Lymph node (LN) metastasis is a major determinant of poor prognosis in patients with gastric cancer (GC). Tumor-associated macrophages (TAMs) play a crucial role in promoting tumor metastasis and progression; however, the underlying mechanisms through which TAMs induce LN metastasis in GC remain poorly understood. This study demonstrates that low lipocalin-2 (LCN2) expression is associated with increased LN metastasis and shorter survival in GC. Functionally, LCN2 silencing significantly increases M2-type TAM infiltration, lymphangiogenesis, and LN metastasis.
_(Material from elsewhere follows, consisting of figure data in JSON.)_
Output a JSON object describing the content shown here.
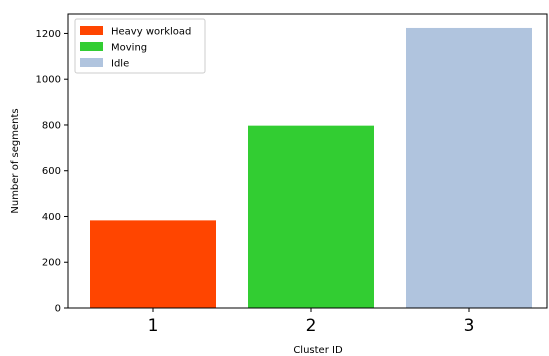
{
  "chart_data": {
    "type": "bar",
    "categories": [
      "1",
      "2",
      "3"
    ],
    "values": [
      383,
      797,
      1224
    ],
    "colors": [
      "#ff4500",
      "#32cd32",
      "#b0c4de"
    ],
    "xlabel": "Cluster ID",
    "ylabel": "Number of segments",
    "ylim": [
      0,
      1285
    ],
    "yticks": [
      0,
      200,
      400,
      600,
      800,
      1000,
      1200
    ],
    "grid": false,
    "legend": {
      "placement": "top-left",
      "entries": [
        {
          "label": "Heavy workload",
          "color": "#ff4500"
        },
        {
          "label": "Moving",
          "color": "#32cd32"
        },
        {
          "label": "Idle",
          "color": "#b0c4de"
        }
      ]
    }
  }
}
Mechanistically, LCN2 downregulates the NF-κB pathway-mediated CCL5 expression by interacting with Annexin A1, which inhibits K63- and M1-linked ubiquitination of NEMO. Furthermore, LCN2-regulated CCL5 recruits and repolarizes TAMs through the CCR5/PI3K/AKT/GSK3β axis, which subsequently promotes lymphangiogenesis and LN metastasis via vascular endothelial growth factor C (VEGFC) secretion. Additionally, interleukin-10 (IL-10) derived from M2-type TAMs suppresses IκBζ and its target gene, LCN2, in GC cells by promoting IκBζ degradation, thereby establishing an IL-10/IκBζ/LCN2 positive-feedback loop that sustains LCN2 suppression. These findings suggest that reduced LCN2 expression drives a positive feedback loop between tumor cells and TAMs that continuously enhances lymphangiogenesis and LN metastasis in GC. Therefore, targeting these related pathways may represent a promising therapeutic strategy for GC patients and LN metastasis.

Keywords: gastric cancer; lipocalin‐2; lymph node metastasis; lymphangiogenesis; tumor microenvironment.